We stayed in a perpetual state of hunger, and the guards “forgot” to give us our one-hour rec room break till the end of the second day, and then our break time was cut to 15 minutes. The rec room itself consisted of a small indoor room with one bench press and a few torn-up books.
At one point, I asked a guard about an inmate we had heard about who had hung himself from the cell bunk that we were staying in the night before we arrived. He didn’t answer directly, but he did chuckle about an inmate who he said had recently overdosed, and he confirmed that there had been multiple deaths in the jail that year.
After three days, we were charged with felonies and released.
Now, a year later, I was back in the States to face those charges. As I awaited trial, I thought about the traumatization that occurred to so many Natives and the memories of my time in jail. Terror at the idea of having to go back overwhelmed me, inspiring me to begin “Tears I Can’t Hold Inside” (
In the end, my lawyer was able to get the court to dismiss the charges against me.
Although my time in jail was brief, it raised my awareness of what it is like to be imprisoned. Instead of a sad intellectual understanding of factual evidence, it became a visceral feeling inside of me.
According to the Prison Policy Initiative, 2.29 million people are incarcerated in the U.S. In the past 40 years, incarceration rates have gone up 500 percent, despite the fact that crime has decreased nationally.
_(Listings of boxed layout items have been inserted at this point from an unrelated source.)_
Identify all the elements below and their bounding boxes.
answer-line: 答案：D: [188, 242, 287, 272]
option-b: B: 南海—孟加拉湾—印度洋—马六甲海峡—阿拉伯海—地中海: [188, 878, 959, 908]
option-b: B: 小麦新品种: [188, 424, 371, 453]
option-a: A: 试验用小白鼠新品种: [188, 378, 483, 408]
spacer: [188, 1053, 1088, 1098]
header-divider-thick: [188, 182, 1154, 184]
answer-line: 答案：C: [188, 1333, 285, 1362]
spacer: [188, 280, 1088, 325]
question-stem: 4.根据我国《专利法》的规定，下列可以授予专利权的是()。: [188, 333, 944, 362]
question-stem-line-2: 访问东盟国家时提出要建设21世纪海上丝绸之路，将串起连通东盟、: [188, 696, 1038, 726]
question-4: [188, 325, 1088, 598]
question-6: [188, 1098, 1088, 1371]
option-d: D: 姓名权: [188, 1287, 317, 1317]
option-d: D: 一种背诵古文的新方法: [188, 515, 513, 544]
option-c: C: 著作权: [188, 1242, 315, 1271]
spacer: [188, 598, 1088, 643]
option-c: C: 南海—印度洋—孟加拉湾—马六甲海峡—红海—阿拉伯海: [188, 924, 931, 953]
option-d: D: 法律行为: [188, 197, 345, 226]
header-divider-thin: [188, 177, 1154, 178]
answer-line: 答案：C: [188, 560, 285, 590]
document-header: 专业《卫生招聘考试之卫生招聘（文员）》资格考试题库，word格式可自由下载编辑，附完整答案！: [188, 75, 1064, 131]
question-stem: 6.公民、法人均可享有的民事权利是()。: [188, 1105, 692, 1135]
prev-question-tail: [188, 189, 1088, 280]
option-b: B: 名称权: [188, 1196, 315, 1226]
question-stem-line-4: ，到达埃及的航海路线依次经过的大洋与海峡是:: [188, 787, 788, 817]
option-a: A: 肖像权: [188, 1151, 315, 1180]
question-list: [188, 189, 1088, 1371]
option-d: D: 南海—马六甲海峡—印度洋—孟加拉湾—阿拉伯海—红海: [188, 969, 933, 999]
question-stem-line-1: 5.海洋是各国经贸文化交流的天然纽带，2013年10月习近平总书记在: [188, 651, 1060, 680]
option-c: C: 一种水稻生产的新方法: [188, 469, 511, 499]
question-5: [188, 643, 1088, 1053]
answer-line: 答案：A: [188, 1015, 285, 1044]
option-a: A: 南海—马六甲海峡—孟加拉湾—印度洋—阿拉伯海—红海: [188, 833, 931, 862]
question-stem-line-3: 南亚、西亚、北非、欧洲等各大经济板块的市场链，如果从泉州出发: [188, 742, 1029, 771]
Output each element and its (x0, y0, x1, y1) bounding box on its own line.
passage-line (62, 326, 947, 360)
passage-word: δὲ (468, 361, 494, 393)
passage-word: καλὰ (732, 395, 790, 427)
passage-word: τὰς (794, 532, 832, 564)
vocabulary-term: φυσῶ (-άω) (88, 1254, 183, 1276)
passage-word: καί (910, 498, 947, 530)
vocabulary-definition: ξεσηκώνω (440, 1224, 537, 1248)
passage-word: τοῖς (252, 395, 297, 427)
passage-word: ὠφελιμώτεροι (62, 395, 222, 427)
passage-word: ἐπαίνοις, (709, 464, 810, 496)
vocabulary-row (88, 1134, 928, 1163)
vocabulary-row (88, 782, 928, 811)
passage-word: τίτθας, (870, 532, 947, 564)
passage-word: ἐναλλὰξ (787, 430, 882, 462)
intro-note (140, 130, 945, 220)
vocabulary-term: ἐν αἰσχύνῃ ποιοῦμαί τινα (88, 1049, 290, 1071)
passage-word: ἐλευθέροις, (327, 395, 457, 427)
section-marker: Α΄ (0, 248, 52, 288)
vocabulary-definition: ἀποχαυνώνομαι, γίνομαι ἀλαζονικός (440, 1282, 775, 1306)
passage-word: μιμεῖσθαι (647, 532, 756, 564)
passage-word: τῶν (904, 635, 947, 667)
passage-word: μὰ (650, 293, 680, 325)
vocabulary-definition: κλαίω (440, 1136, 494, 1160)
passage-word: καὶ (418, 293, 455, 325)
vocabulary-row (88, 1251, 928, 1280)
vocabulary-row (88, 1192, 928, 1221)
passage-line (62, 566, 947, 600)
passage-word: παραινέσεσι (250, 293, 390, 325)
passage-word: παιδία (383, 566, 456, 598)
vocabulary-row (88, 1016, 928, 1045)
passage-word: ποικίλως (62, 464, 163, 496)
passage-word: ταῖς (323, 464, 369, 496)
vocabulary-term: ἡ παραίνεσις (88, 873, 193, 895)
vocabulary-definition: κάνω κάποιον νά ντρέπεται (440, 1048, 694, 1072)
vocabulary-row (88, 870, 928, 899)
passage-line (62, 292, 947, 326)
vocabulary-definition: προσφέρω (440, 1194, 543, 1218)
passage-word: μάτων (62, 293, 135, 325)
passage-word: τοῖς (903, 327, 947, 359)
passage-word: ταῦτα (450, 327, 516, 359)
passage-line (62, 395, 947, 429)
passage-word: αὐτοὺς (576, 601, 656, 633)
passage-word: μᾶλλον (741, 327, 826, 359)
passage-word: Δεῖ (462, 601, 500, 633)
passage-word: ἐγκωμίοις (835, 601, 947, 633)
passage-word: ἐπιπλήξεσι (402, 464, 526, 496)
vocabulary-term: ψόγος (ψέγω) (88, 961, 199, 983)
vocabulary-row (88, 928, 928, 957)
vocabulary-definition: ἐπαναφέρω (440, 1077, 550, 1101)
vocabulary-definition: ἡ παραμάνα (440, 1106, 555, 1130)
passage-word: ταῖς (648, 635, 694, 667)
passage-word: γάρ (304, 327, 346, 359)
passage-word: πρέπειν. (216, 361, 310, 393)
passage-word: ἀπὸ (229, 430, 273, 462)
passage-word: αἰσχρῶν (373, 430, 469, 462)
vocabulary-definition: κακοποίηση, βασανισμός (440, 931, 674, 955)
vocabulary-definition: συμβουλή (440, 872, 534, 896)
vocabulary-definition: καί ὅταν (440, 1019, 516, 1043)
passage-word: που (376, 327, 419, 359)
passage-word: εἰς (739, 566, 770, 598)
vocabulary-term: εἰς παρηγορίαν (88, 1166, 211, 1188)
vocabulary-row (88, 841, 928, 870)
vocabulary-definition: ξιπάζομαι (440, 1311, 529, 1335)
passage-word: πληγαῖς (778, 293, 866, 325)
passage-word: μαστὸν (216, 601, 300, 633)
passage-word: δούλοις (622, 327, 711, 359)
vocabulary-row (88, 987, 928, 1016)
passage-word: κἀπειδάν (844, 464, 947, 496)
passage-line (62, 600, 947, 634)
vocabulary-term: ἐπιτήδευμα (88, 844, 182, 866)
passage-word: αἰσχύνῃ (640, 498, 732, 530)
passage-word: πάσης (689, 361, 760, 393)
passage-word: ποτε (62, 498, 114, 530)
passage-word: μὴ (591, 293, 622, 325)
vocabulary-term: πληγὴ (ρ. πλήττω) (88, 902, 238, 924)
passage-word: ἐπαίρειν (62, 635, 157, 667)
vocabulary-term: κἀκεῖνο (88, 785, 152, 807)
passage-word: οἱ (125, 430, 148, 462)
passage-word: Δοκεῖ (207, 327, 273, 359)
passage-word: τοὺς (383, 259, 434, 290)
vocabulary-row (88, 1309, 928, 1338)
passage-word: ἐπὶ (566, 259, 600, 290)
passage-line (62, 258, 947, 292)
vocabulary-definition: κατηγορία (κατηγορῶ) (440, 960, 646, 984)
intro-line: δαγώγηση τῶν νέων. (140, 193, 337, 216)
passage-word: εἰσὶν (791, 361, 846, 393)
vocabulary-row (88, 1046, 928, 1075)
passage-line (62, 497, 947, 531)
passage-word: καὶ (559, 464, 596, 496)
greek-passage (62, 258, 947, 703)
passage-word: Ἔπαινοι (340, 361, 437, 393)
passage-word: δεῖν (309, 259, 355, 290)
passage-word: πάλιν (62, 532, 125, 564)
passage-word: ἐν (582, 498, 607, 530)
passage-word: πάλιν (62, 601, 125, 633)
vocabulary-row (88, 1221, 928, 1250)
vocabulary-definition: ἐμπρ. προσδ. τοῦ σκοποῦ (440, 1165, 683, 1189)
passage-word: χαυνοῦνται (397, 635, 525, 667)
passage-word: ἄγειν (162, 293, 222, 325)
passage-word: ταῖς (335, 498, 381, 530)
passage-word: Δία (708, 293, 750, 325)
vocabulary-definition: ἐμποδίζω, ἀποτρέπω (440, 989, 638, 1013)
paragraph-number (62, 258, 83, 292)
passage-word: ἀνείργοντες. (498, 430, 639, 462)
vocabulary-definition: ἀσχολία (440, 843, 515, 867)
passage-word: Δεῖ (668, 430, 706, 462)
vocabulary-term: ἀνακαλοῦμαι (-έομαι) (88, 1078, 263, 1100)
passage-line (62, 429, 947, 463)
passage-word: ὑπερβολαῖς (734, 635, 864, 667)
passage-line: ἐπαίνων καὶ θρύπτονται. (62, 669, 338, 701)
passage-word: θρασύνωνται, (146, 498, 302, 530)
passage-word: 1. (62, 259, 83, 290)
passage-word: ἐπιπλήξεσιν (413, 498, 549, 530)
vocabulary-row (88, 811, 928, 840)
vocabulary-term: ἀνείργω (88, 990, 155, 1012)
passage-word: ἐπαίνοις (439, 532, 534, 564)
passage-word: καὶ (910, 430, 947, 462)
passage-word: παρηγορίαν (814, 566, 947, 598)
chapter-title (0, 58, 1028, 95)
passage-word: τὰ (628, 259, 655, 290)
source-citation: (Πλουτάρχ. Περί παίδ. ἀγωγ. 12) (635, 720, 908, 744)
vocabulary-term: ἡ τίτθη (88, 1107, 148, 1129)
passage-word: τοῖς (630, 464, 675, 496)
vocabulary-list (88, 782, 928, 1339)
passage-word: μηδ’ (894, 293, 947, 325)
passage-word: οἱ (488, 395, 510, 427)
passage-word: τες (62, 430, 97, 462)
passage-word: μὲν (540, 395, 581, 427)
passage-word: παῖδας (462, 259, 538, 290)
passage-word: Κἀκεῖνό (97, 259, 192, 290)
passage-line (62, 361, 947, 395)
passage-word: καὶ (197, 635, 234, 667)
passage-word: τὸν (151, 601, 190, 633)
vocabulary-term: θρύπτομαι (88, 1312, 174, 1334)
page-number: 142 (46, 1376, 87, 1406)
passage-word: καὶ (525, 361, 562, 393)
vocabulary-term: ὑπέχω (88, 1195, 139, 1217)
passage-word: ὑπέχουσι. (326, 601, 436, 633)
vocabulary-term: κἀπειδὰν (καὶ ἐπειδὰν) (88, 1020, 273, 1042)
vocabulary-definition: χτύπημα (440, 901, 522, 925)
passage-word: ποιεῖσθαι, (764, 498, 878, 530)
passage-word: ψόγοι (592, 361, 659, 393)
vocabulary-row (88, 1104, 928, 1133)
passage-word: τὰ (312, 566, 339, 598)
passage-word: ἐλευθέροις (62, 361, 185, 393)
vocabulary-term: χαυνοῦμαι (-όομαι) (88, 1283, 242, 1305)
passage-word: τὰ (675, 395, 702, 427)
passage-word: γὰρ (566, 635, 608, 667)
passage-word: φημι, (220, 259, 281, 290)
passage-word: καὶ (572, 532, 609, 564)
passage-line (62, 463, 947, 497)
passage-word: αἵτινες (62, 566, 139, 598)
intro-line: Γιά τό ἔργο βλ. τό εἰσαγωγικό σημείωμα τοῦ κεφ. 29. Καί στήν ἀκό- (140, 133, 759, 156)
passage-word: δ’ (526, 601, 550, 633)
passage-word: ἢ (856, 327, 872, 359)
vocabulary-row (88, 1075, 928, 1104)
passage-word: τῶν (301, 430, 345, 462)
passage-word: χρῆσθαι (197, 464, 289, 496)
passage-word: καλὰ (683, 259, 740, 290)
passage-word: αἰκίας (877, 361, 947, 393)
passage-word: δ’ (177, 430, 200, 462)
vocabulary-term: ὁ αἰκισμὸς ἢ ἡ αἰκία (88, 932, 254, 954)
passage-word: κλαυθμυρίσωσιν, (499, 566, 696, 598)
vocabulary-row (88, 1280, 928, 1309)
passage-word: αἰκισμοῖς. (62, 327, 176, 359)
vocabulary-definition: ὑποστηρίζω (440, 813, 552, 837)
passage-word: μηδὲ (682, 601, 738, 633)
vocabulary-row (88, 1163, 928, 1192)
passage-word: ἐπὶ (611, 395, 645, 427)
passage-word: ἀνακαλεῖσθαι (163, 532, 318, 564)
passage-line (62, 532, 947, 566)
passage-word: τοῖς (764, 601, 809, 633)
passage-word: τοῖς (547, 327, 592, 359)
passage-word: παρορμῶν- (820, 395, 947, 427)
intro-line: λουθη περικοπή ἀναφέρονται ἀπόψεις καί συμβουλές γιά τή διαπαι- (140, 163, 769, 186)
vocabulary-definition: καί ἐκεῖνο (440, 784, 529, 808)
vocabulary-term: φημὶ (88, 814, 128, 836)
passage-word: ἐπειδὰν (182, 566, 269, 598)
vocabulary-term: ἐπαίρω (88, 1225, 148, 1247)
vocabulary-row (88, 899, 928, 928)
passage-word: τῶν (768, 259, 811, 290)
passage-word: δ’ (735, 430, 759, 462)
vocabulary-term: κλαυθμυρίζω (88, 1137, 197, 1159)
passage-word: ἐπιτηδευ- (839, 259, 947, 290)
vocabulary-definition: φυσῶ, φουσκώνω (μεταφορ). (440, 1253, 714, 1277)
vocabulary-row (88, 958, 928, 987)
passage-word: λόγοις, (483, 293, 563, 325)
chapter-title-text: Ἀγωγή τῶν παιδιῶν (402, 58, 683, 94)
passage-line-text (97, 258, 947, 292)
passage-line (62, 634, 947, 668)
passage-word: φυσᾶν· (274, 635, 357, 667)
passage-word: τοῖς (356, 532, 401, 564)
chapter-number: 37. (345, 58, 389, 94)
Almost half a million people are locked away for non-violent drug offenses. This should be considered a national crisis, but instead the system is allowing human beings to be turned into commodities used for profit.
Since my arrest, President Trump has signed an executive order allowing the construction of the pipeline to proceed. There has been one oil spill, and the camps and homes built by water protectors on the reservation lands have been confiscated by the police.
Despite that, the Dakota Access Pipeline protests touched the lives of thousands of people, including newly elected socialist Alexandria Ocasio-Cortez, and provided the platform for the voice of the First Nation to be heard throughout the country.